Thursday, 30 July 2015

Norfolk Butterflies and Reptiles

Holt Country Park in North Norfolk is an excellent spot to find a couple of butterfly species, so I had a few hours here on Monday.

The first species is Silver-washed Fritillary. Several individuals were seen straight away in the car park feeding around the Buddlehia bushes.

Silver-washed Fritillary

 We walked down to the small pond, where there were several more fritillaries, including 2 females of the form valezina. As you can see, the markings on this individual are the same as the more usual form, but the colour is very different. Apparently, 10 - 15% of females can be of this form, and its more common in central and southern Britain. See the Butterfly Conservation website here for more details about this species.

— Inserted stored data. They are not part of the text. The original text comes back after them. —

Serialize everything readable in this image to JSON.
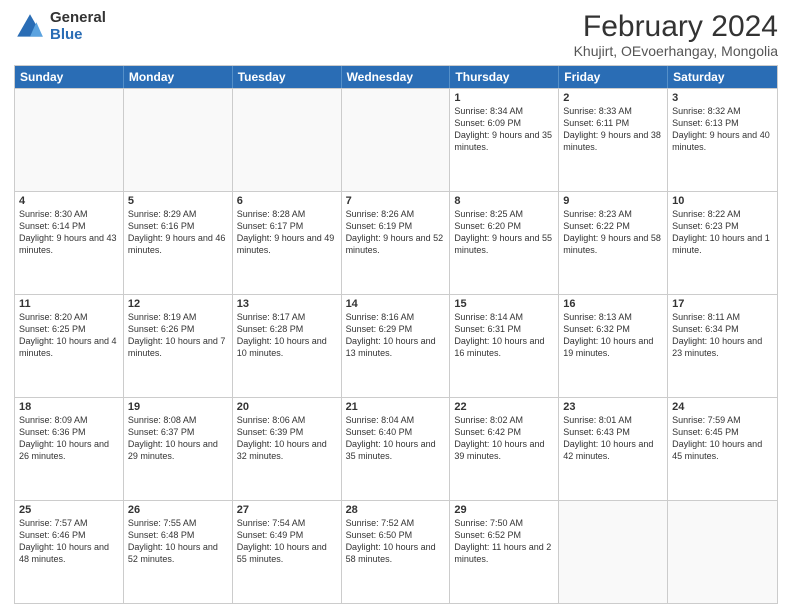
{
  "header": {
    "logo_general": "General",
    "logo_blue": "Blue",
    "title": "February 2024",
    "subtitle": "Khujirt, OEvoerhangay, Mongolia"
  },
  "days": [
    "Sunday",
    "Monday",
    "Tuesday",
    "Wednesday",
    "Thursday",
    "Friday",
    "Saturday"
  ],
  "weeks": [
    [
      {
        "day": "",
        "empty": true
      },
      {
        "day": "",
        "empty": true
      },
      {
        "day": "",
        "empty": true
      },
      {
        "day": "",
        "empty": true
      },
      {
        "day": "1",
        "sunrise": "8:34 AM",
        "sunset": "6:09 PM",
        "daylight": "9 hours and 35 minutes."
      },
      {
        "day": "2",
        "sunrise": "8:33 AM",
        "sunset": "6:11 PM",
        "daylight": "9 hours and 38 minutes."
      },
      {
        "day": "3",
        "sunrise": "8:32 AM",
        "sunset": "6:13 PM",
        "daylight": "9 hours and 40 minutes."
      }
    ],
    [
      {
        "day": "4",
        "sunrise": "8:30 AM",
        "sunset": "6:14 PM",
        "daylight": "9 hours and 43 minutes."
      },
      {
        "day": "5",
        "sunrise": "8:29 AM",
        "sunset": "6:16 PM",
        "daylight": "9 hours and 46 minutes."
      },
      {
        "day": "6",
        "sunrise": "8:28 AM",
        "sunset": "6:17 PM",
        "daylight": "9 hours and 49 minutes."
      },
      {
        "day": "7",
        "sunrise": "8:26 AM",
        "sunset": "6:19 PM",
        "daylight": "9 hours and 52 minutes."
      },
      {
        "day": "8",
        "sunrise": "8:25 AM",
        "sunset": "6:20 PM",
        "daylight": "9 hours and 55 minutes."
      },
      {
        "day": "9",
        "sunrise": "8:23 AM",
        "sunset": "6:22 PM",
        "daylight": "9 hours and 58 minutes."
      },
      {
        "day": "10",
        "sunrise": "8:22 AM",
        "sunset": "6:23 PM",
        "daylight": "10 hours and 1 minute."
      }
    ],
    [
      {
        "day": "11",
        "sunrise": "8:20 AM",
        "sunset": "6:25 PM",
        "daylight": "10 hours and 4 minutes."
      },
      {
        "day": "12",
        "sunrise": "8:19 AM",
        "sunset": "6:26 PM",
        "daylight": "10 hours and 7 minutes."
      },
      {
        "day": "13",
        "sunrise": "8:17 AM",
        "sunset": "6:28 PM",
        "daylight": "10 hours and 10 minutes."
      },
      {
        "day": "14",
        "sunrise": "8:16 AM",
        "sunset": "6:29 PM",
        "daylight": "10 hours and 13 minutes."
      },
      {
        "day": "15",
        "sunrise": "8:14 AM",
        "sunset": "6:31 PM",
        "daylight": "10 hours and 16 minutes."
      },
      {
        "day": "16",
        "sunrise": "8:13 AM",
        "sunset": "6:32 PM",
        "daylight": "10 hours and 19 minutes."
      },
      {
        "day": "17",
        "sunrise": "8:11 AM",
        "sunset": "6:34 PM",
        "daylight": "10 hours and 23 minutes."
      }
    ],
    [
      {
        "day": "18",
        "sunrise": "8:09 AM",
        "sunset": "6:36 PM",
        "daylight": "10 hours and 26 minutes."
      },
      {
        "day": "19",
        "sunrise": "8:08 AM",
        "sunset": "6:37 PM",
        "daylight": "10 hours and 29 minutes."
      },
      {
        "day": "20",
        "sunrise": "8:06 AM",
        "sunset": "6:39 PM",
        "daylight": "10 hours and 32 minutes."
      },
      {
        "day": "21",
        "sunrise": "8:04 AM",
        "sunset": "6:40 PM",
        "daylight": "10 hours and 35 minutes."
      },
      {
        "day": "22",
        "sunrise": "8:02 AM",
        "sunset": "6:42 PM",
        "daylight": "10 hours and 39 minutes."
      },
      {
        "day": "23",
        "sunrise": "8:01 AM",
        "sunset": "6:43 PM",
        "daylight": "10 hours and 42 minutes."
      },
      {
        "day": "24",
        "sunrise": "7:59 AM",
        "sunset": "6:45 PM",
        "daylight": "10 hours and 45 minutes."
      }
    ],
    [
      {
        "day": "25",
        "sunrise": "7:57 AM",
        "sunset": "6:46 PM",
        "daylight": "10 hours and 48 minutes."
      },
      {
        "day": "26",
        "sunrise": "7:55 AM",
        "sunset": "6:48 PM",
        "daylight": "10 hours and 52 minutes."
      },
      {
        "day": "27",
        "sunrise": "7:54 AM",
        "sunset": "6:49 PM",
        "daylight": "10 hours and 55 minutes."
      },
      {
        "day": "28",
        "sunrise": "7:52 AM",
        "sunset": "6:50 PM",
        "daylight": "10 hours and 58 minutes."
      },
      {
        "day": "29",
        "sunrise": "7:50 AM",
        "sunset": "6:52 PM",
        "daylight": "11 hours and 2 minutes."
      },
      {
        "day": "",
        "empty": true
      },
      {
        "day": "",
        "empty": true
      }
    ]
  ]
}
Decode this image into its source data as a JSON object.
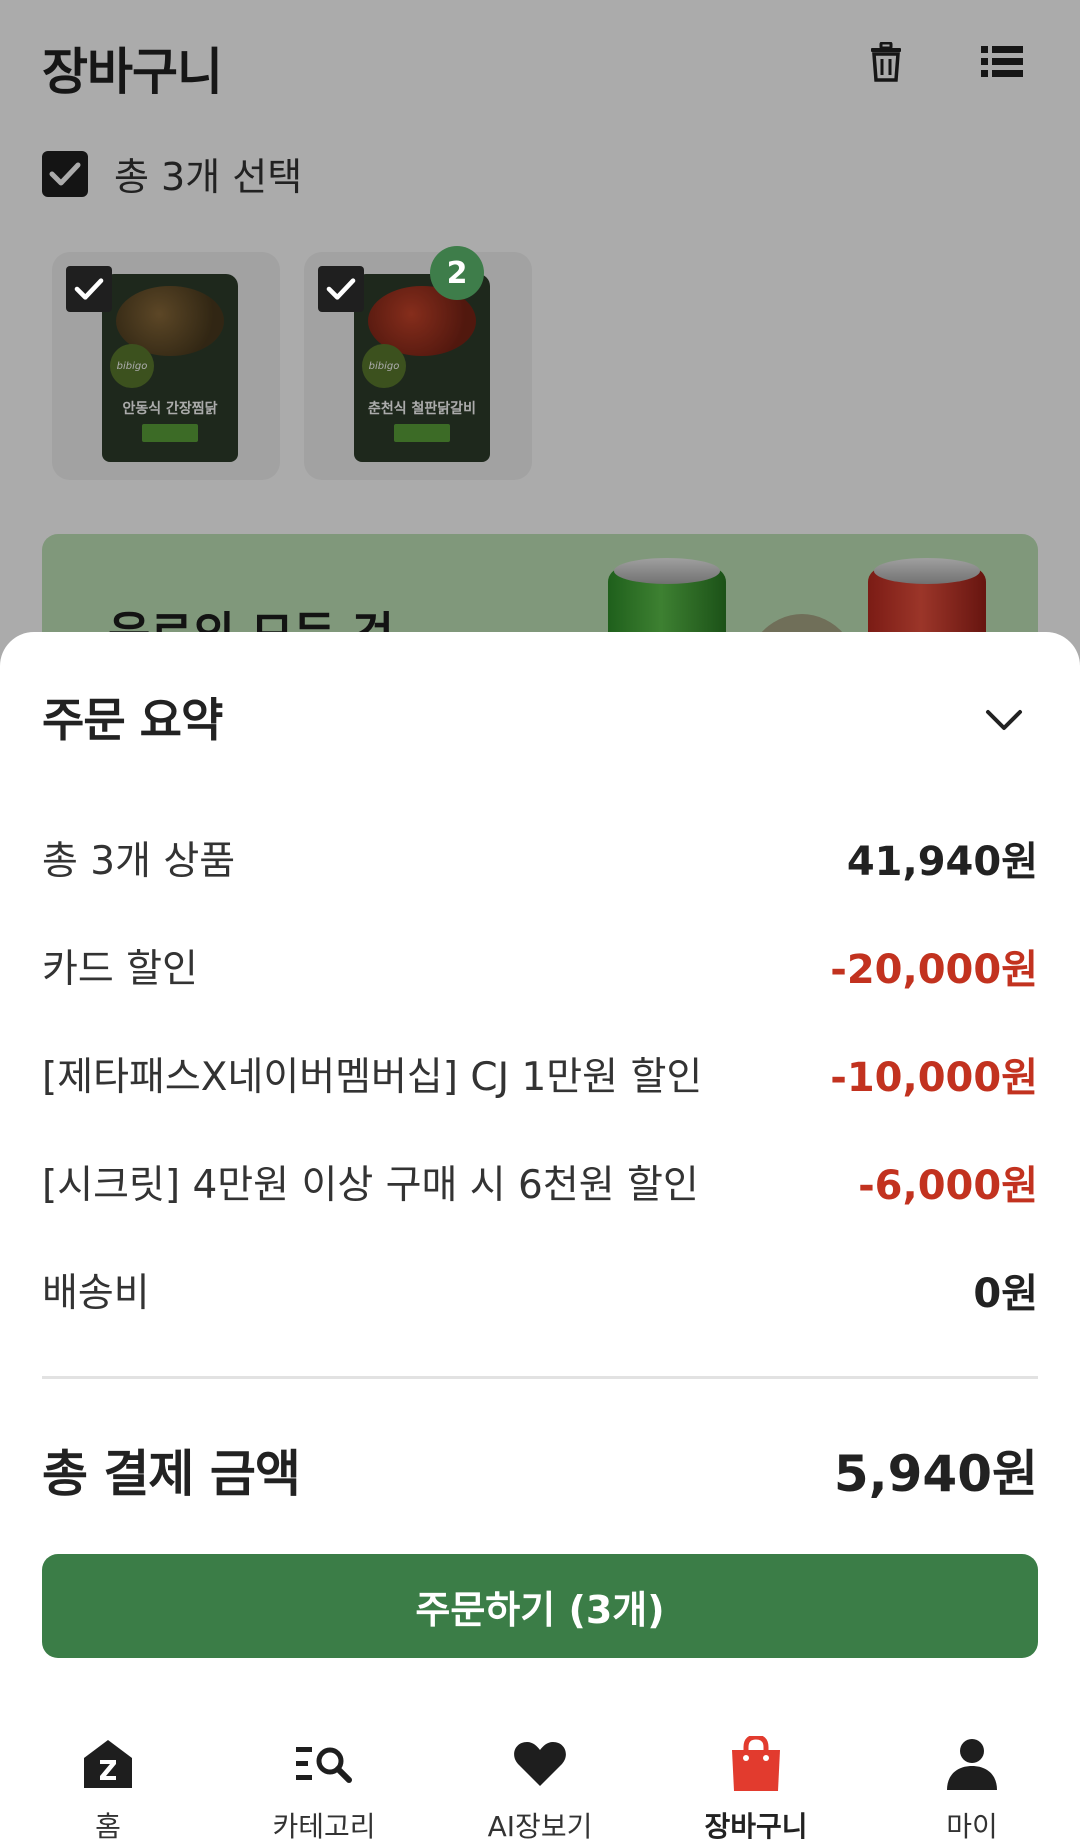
{
  "header": {
    "title": "장바구니",
    "trash_icon": "trash-icon",
    "list_icon": "list-view-icon"
  },
  "selection": {
    "label": "총 3개 선택",
    "checked": true
  },
  "cart_items": [
    {
      "name": "안동식 간장찜닭",
      "brand": "bibigo",
      "checked": true
    },
    {
      "name": "춘천식 철판닭갈비",
      "brand": "bibigo",
      "checked": true,
      "quantity_badge": "2"
    }
  ],
  "banner": {
    "text": "음료의 모든 것"
  },
  "order_summary": {
    "title": "주문 요약",
    "rows": [
      {
        "label": "총 3개 상품",
        "value": "41,940원",
        "type": "normal"
      },
      {
        "label": "카드 할인",
        "value": "-20,000원",
        "type": "discount"
      },
      {
        "label": "[제타패스X네이버멤버십] CJ 1만원 할인",
        "value": "-10,000원",
        "type": "discount"
      },
      {
        "label": "[시크릿] 4만원 이상 구매 시 6천원 할인",
        "value": "-6,000원",
        "type": "discount"
      },
      {
        "label": "배송비",
        "value": "0원",
        "type": "normal"
      }
    ],
    "total_label": "총 결제 금액",
    "total_value": "5,940원",
    "order_button_label": "주문하기 (3개)"
  },
  "nav": {
    "items": [
      {
        "label": "홈",
        "icon": "home-icon",
        "active": false
      },
      {
        "label": "카테고리",
        "icon": "category-search-icon",
        "active": false
      },
      {
        "label": "AI장보기",
        "icon": "heart-icon",
        "active": false
      },
      {
        "label": "장바구니",
        "icon": "shopping-bag-icon",
        "active": true
      },
      {
        "label": "마이",
        "icon": "person-icon",
        "active": false
      }
    ]
  },
  "colors": {
    "primary_green": "#3b7d47",
    "discount_red": "#c2321f",
    "active_nav_red": "#e23b2e"
  }
}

Silver-washed Fritillary, valezina form 

The other key species at this site is the White Admiral (see here for details). We saw 2 individuals, but I didn't manage to get a photo on this visit- more reason for a return visit!

When we returned to the car park, we spotted a sign warning visitors about Adders that were present in the area. We were very lucky to spot this individual curled up about 1m away from the sign! I've seen one before, on Big Moor in Derbyshire, but this was the first one I've managed to get a photo of. See here for details about this species on the Amphibian and Reptile Conservation Group website.


Whilst looking at the Adder, we noticed this Slow-worm! It too, was sunbathing just by the edge of the car park. This is my first ever record. See here for details.